One of the orderlies directed them to a Cracker Barrel just across I-75. Cynthia rode shotgun in Irene’s car. She didn’t know what time of day it was anymore but she ordered a huge breakfast. “Breakfast served twenty-four hours is one of the things that makes America great,” she said to Irene, who wasn’t really sure what that meant but smiled delightedly. It was the opening Irene had been waiting for, and after they ordered she began by asking Cynthia some perfectly reasonable questions about her children: how old they were, whether she carried any pictures of them, the degree to which they looked like their mother and grandfather.

“I have three grandchildren,” Irene offered. “The oldest is in the navy, living on a submarine, if you can believe that. I don’t know how he does it. My two daughters are homemakers, one in Charlotte and one all the way out in California, in Silicon Valley. Jackie has a son who would be just about your son’s age. Wouldn’t it be something if they could meet?”

Cynthia waved to the waitress and mimed drinking a cup of coffee.

“You know,” Irene said in a different tone, “I know that your father may not have been the most stable figure in your life. But some men just aren’t made that way. For what it’s worth, I know he had a lot of regrets along those lines. There are a lot of things he would have done differently.”

“Irene?” Cynthia said.

Irene gave her the look of a patient receptionist as the waitress set before them two plates so laden that food tilted over the sides.

“I do not want to talk about these things with you,” Cynthia said.

“Why not?”

“It’s past. There’s no point.”

“But it helps to talk about it. Right? I know it helps me to be able to talk about him with you.”
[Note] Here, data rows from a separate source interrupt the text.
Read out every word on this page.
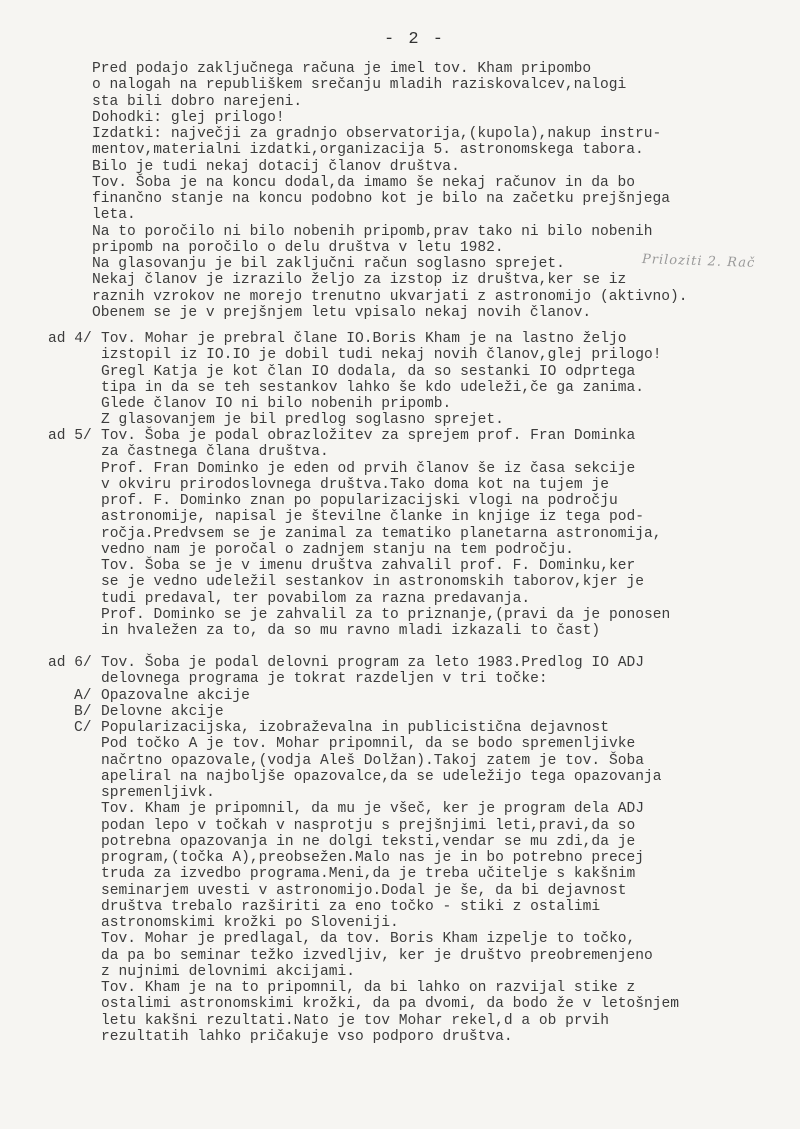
- 2 -
Priloziti 2. Rač
Pred podajo zaključnega računa je imel tov. Kham pripombo
o nalogah na republiškem srečanju mladih raziskovalcev,nalogi
sta bili dobro narejeni.
Dohodki: glej prilogo!
Izdatki: največji za gradnjo observatorija,(kupola),nakup instru-
mentov,materialni izdatki,organizacija 5. astronomskega tabora.
Bilo je tudi nekaj dotacij članov društva.
Tov. Šoba je na koncu dodal,da imamo še nekaj računov in da bo
finančno stanje na koncu podobno kot je bilo na začetku prejšnjega
leta.
Na to poročilo ni bilo nobenih pripomb,prav tako ni bilo nobenih
pripomb na poročilo o delu društva v letu 1982.
Na glasovanju je bil zaključni račun soglasno sprejet.
Nekaj članov je izrazilo željo za izstop iz društva,ker se iz
raznih vzrokov ne morejo trenutno ukvarjati z astronomijo (aktivno).
Obenem se je v prejšnjem letu vpisalo nekaj novih članov.
ad 4/ Tov. Mohar je prebral člane IO.Boris Kham je na lastno željo
izstopil iz IO.IO je dobil tudi nekaj novih članov,glej prilogo!
Gregl Katja je kot član IO dodala, da so sestanki IO odprtega
tipa in da se teh sestankov lahko še kdo udeleži,če ga zanima.
Glede članov IO ni bilo nobenih pripomb.
Z glasovanjem je bil predlog soglasno sprejet.
ad 5/ Tov. Šoba je podal obrazložitev za sprejem prof. Fran Dominka
za častnega člana društva.
Prof. Fran Dominko je eden od prvih članov še iz časa sekcije
v okviru prirodoslovnega društva.Tako doma kot na tujem je
prof. F. Dominko znan po popularizacijski vlogi na področju
astronomije, napisal je številne članke in knjige iz tega pod-
ročja.Predvsem se je zanimal za tematiko planetarna astronomija,
vedno nam je poročal o zadnjem stanju na tem področju.
Tov. Šoba se je v imenu društva zahvalil prof. F. Dominku,ker
se je vedno udeležil sestankov in astronomskih taborov,kjer je
tudi predaval, ter povabilom za razna predavanja.
Prof. Dominko se je zahvalil za to priznanje,(pravi da je ponosen
in hvaležen za to, da so mu ravno mladi izkazali to čast)
ad 6/ Tov. Šoba je podal delovni program za leto 1983.Predlog IO ADJ
delovnega programa je tokrat razdeljen v tri točke:
A/ Opazovalne akcije
B/ Delovne akcije
C/ Popularizacijska, izobraževalna in publicistična dejavnost
Pod točko A je tov. Mohar pripomnil, da se bodo spremenljivke
načrtno opazovale,(vodja Aleš Dolžan).Takoj zatem je tov. Šoba
apeliral na najboljše opazovalce,da se udeležijo tega opazovanja
spremenljivk.
Tov. Kham je pripomnil, da mu je všeč, ker je program dela ADJ
podan lepo v točkah v nasprotju s prejšnjimi leti,pravi,da so
potrebna opazovanja in ne dolgi teksti,vendar se mu zdi,da je
program,(točka A),preobsežen.Malo nas je in bo potrebno precej
truda za izvedbo programa.Meni,da je treba učitelje s kakšnim
seminarjem uvesti v astronomijo.Dodal je še, da bi dejavnost
društva trebalo razširiti za eno točko - stiki z ostalimi
astronomskimi krožki po Sloveniji.
Tov. Mohar je predlagal, da tov. Boris Kham izpelje to točko,
da pa bo seminar težko izvedljiv, ker je društvo preobremenjeno
z nujnimi delovnimi akcijami.
Tov. Kham je na to pripomnil, da bi lahko on razvijal stike z
ostalimi astronomskimi krožki, da pa dvomi, da bodo že v letošnjem
letu kakšni rezultati.Nato je tov Mohar rekel,d a ob prvih
rezultatih lahko pričakuje vso podporo društva.
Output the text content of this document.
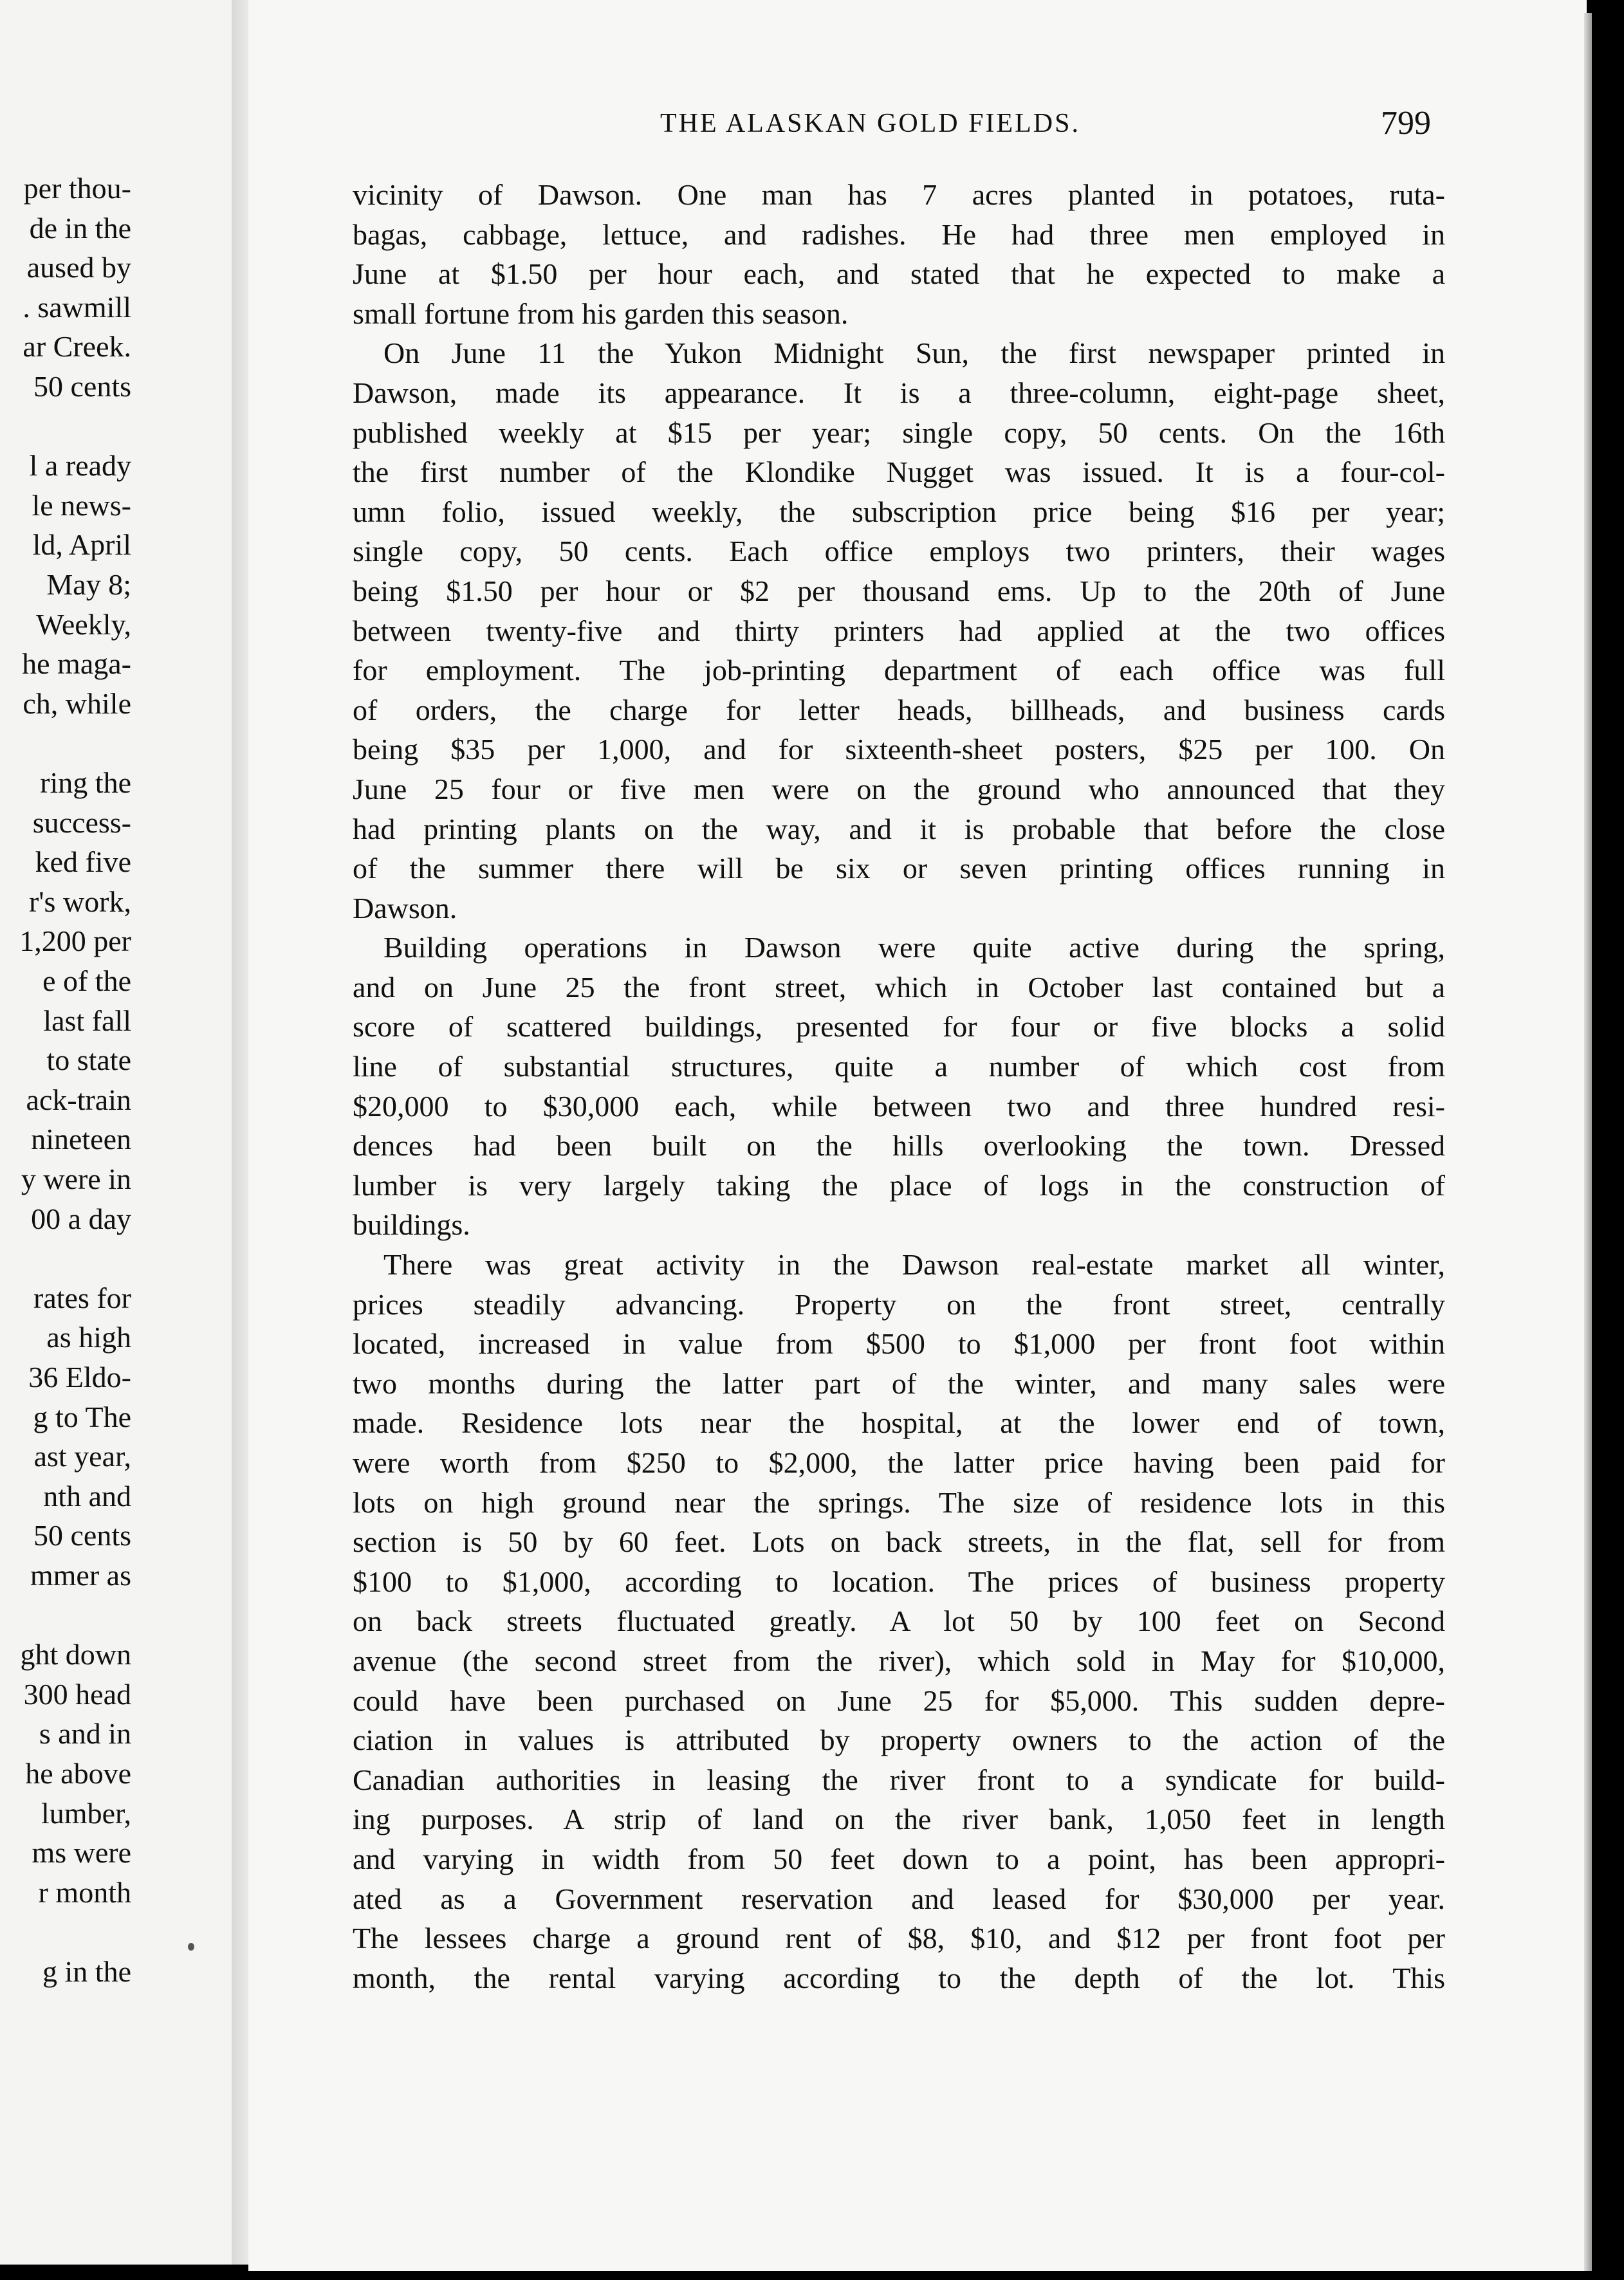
per thou-
de in the
aused by
. sawmill
ar Creek.
50 cents
l a ready
le news-
ld, April
May 8;
Weekly,
he maga-
ch, while
ring the
success-
ked five
r's work,
1,200 per
e of the
last fall
to state
ack-train
nineteen
y were in
00 a day
rates for
as high
36 Eldo-
g to The
ast year,
nth and
50 cents
mmer as
ght down
300 head
s and in
he above
lumber,
ms were
r month
g in the
THE ALASKAN GOLD FIELDS.	799

vicinity of Dawson. One man has 7 acres planted in potatoes, ruta-
bagas, cabbage, lettuce, and radishes. He had three men employed in
June at $1.50 per hour each, and stated that he expected to make a
small fortune from his garden this season.

On June 11 the Yukon Midnight Sun, the first newspaper printed in
Dawson, made its appearance. It is a three-column, eight-page sheet,
published weekly at $15 per year; single copy, 50 cents. On the 16th
the first number of the Klondike Nugget was issued. It is a four-col-
umn folio, issued weekly, the subscription price being $16 per year;
single copy, 50 cents. Each office employs two printers, their wages
being $1.50 per hour or $2 per thousand ems. Up to the 20th of June
between twenty-five and thirty printers had applied at the two offices
for employment. The job-printing department of each office was full
of orders, the charge for letter heads, billheads, and business cards
being $35 per 1,000, and for sixteenth-sheet posters, $25 per 100. On
June 25 four or five men were on the ground who announced that they
had printing plants on the way, and it is probable that before the close
of the summer there will be six or seven printing offices running in
Dawson.

Building operations in Dawson were quite active during the spring,
and on June 25 the front street, which in October last contained but a
score of scattered buildings, presented for four or five blocks a solid
line of substantial structures, quite a number of which cost from
$20,000 to $30,000 each, while between two and three hundred resi-
dences had been built on the hills overlooking the town. Dressed
lumber is very largely taking the place of logs in the construction of
buildings.

There was great activity in the Dawson real-estate market all winter,
prices steadily advancing. Property on the front street, centrally
located, increased in value from $500 to $1,000 per front foot within
two months during the latter part of the winter, and many sales were
made. Residence lots near the hospital, at the lower end of town,
were worth from $250 to $2,000, the latter price having been paid for
lots on high ground near the springs. The size of residence lots in this
section is 50 by 60 feet. Lots on back streets, in the flat, sell for from
$100 to $1,000, according to location. The prices of business property
on back streets fluctuated greatly. A lot 50 by 100 feet on Second
avenue (the second street from the river), which sold in May for $10,000,
could have been purchased on June 25 for $5,000. This sudden depre-
ciation in values is attributed by property owners to the action of the
Canadian authorities in leasing the river front to a syndicate for build-
ing purposes. A strip of land on the river bank, 1,050 feet in length
and varying in width from 50 feet down to a point, has been appropri-
ated as a Government reservation and leased for $30,000 per year.
The lessees charge a ground rent of $8, $10, and $12 per front foot per
month, the rental varying according to the depth of the lot. This
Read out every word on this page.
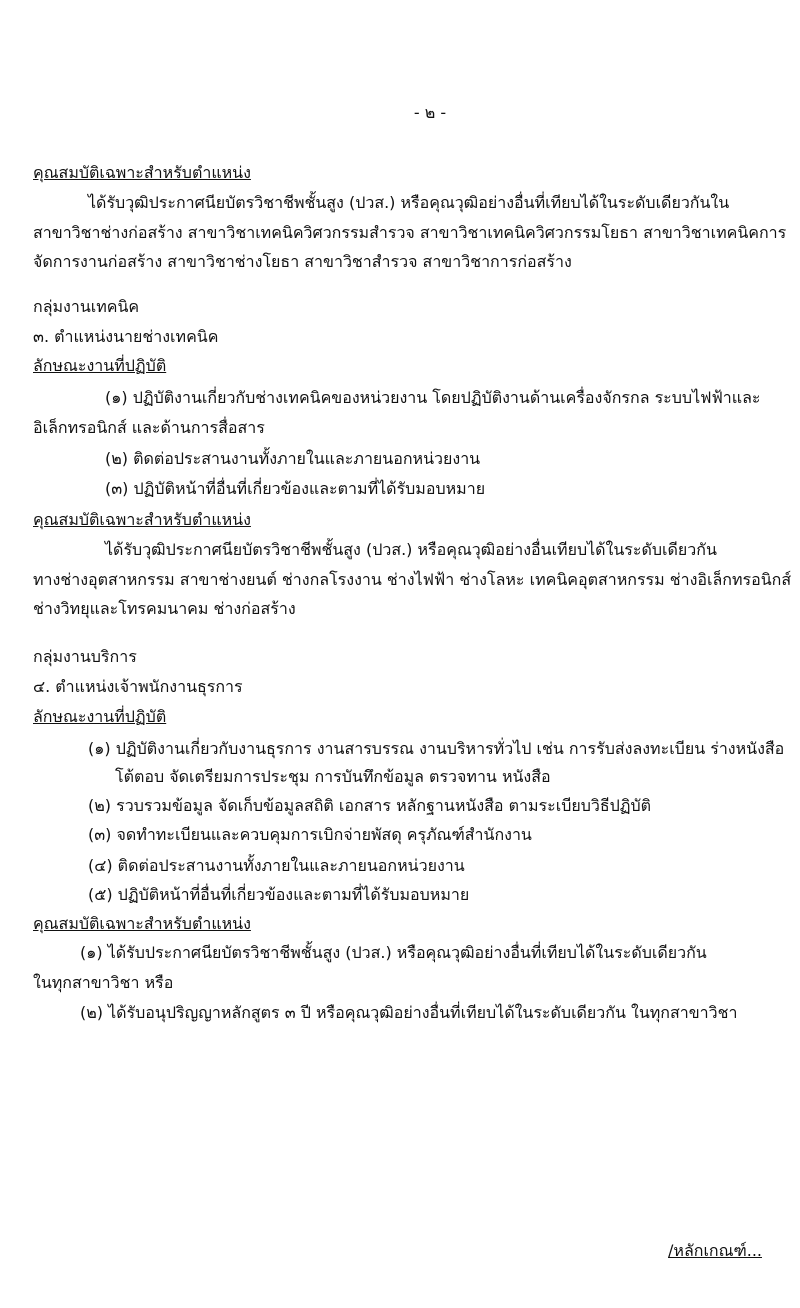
- ๒ -
คุณสมบัติเฉพาะสำหรับตำแหน่ง
ได้รับวุฒิประกาศนียบัตรวิชาชีพชั้นสูง (ปวส.) หรือคุณวุฒิอย่างอื่นที่เทียบได้ในระดับเดียวกันใน
สาขาวิชาช่างก่อสร้าง สาขาวิชาเทคนิควิศวกรรมสำรวจ สาขาวิชาเทคนิควิศวกรรมโยธา สาขาวิชาเทคนิคการ
จัดการงานก่อสร้าง สาขาวิชาช่างโยธา สาขาวิชาสำรวจ สาขาวิชาการก่อสร้าง
กลุ่มงานเทคนิค
๓. ตำแหน่งนายช่างเทคนิค
ลักษณะงานที่ปฏิบัติ
(๑) ปฏิบัติงานเกี่ยวกับช่างเทคนิคของหน่วยงาน โดยปฏิบัติงานด้านเครื่องจักรกล ระบบไฟฟ้าและ
อิเล็กทรอนิกส์ และด้านการสื่อสาร
(๒) ติดต่อประสานงานทั้งภายในและภายนอกหน่วยงาน
(๓) ปฏิบัติหน้าที่อื่นที่เกี่ยวข้องและตามที่ได้รับมอบหมาย
คุณสมบัติเฉพาะสำหรับตำแหน่ง
ได้รับวุฒิประกาศนียบัตรวิชาชีพชั้นสูง (ปวส.) หรือคุณวุฒิอย่างอื่นเทียบได้ในระดับเดียวกัน
ทางช่างอุตสาหกรรม สาขาช่างยนต์ ช่างกลโรงงาน ช่างไฟฟ้า ช่างโลหะ เทคนิคอุตสาหกรรม ช่างอิเล็กทรอนิกส์
ช่างวิทยุและโทรคมนาคม ช่างก่อสร้าง
กลุ่มงานบริการ
๔. ตำแหน่งเจ้าพนักงานธุรการ
ลักษณะงานที่ปฏิบัติ
(๑) ปฏิบัติงานเกี่ยวกับงานธุรการ งานสารบรรณ งานบริหารทั่วไป เช่น การรับส่งลงทะเบียน ร่างหนังสือ
โต้ตอบ จัดเตรียมการประชุม การบันทึกข้อมูล ตรวจทาน หนังสือ
(๒) รวบรวมข้อมูล จัดเก็บข้อมูลสถิติ เอกสาร หลักฐานหนังสือ ตามระเบียบวิธีปฏิบัติ
(๓) จดทำทะเบียนและควบคุมการเบิกจ่ายพัสดุ ครุภัณฑ์สำนักงาน
(๔) ติดต่อประสานงานทั้งภายในและภายนอกหน่วยงาน
(๕) ปฏิบัติหน้าที่อื่นที่เกี่ยวข้องและตามที่ได้รับมอบหมาย
คุณสมบัติเฉพาะสำหรับตำแหน่ง
(๑) ได้รับประกาศนียบัตรวิชาชีพชั้นสูง (ปวส.) หรือคุณวุฒิอย่างอื่นที่เทียบได้ในระดับเดียวกัน
ในทุกสาขาวิชา หรือ
(๒) ได้รับอนุปริญญาหลักสูตร ๓ ปี หรือคุณวุฒิอย่างอื่นที่เทียบได้ในระดับเดียวกัน ในทุกสาขาวิชา
/หลักเกณฑ์...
“It does not help. You weren’t there. You cannot insert yourself into it and honestly the thought of you talking about it at all seems kind of obscene to me.”

Irene looked stricken.

“I’ll tell you my thoughts about the past,” Cynthia said, leaning back against the plush booth. “It’s like a safe-deposit box: getting all dressed up and going downtown and having a look in there isn’t going to change what’s in it. I have very little time left with my father. The closer the end gets the more suspenseful it all is and to be honest I don’t have the time to learn anything new about you or about anybody else he might have shacked up with. I don’t have any interest in any kind of half-assed bonding experience with you, like you’re going to be my stepmother or something. And if he’d wanted things to be like that between you and me, he would have mentioned you to me back when he still could have. You know, I’ve changed my mind. It actually does help to talk about it.”

The corners of Irene’s mouth were weakening. “May I ask, then,” she said, straining to be dignified, “why we’re here?”

“Because there’s something I want to ask you, Irene, and I haven’t really known how to ask it. But as I’m sitting here, I realize that it doesn’t matter what you think of me. It doesn’t matter. So what I’ve been wanting to ask you is this: what is your endgame here? Because I’ll tell you something. I don’t know you very well, obviously, but I know him well enough to guess what kind of relationship the two of you had. He was a man who got off on being admired, and when that feeling wore off he would move on, but since you had the good fortune to be there at the end you probably think it was a love that would have lasted forever. He didn’t really live much of a life but if he had a woman in the room with him who thought he was just the shit, well, that’s all he needed to feel good about himself. He could be a little cutting sometimes, right? Pumped himself up by teaching you things and making you tell him how smart he was? And I’ll bet he had lots of good reasons not to get married whenever you brought that up. But the bottom line is you have no real legal connection to him, no obligation, and to be brutal not even an emotional relationship with him anymore, considering that he doesn’t know who you are.” She put some half-and-half in her coffee, because that was the only option on the table down here in fat country. “Do you see where I’m going with all this, Irene?”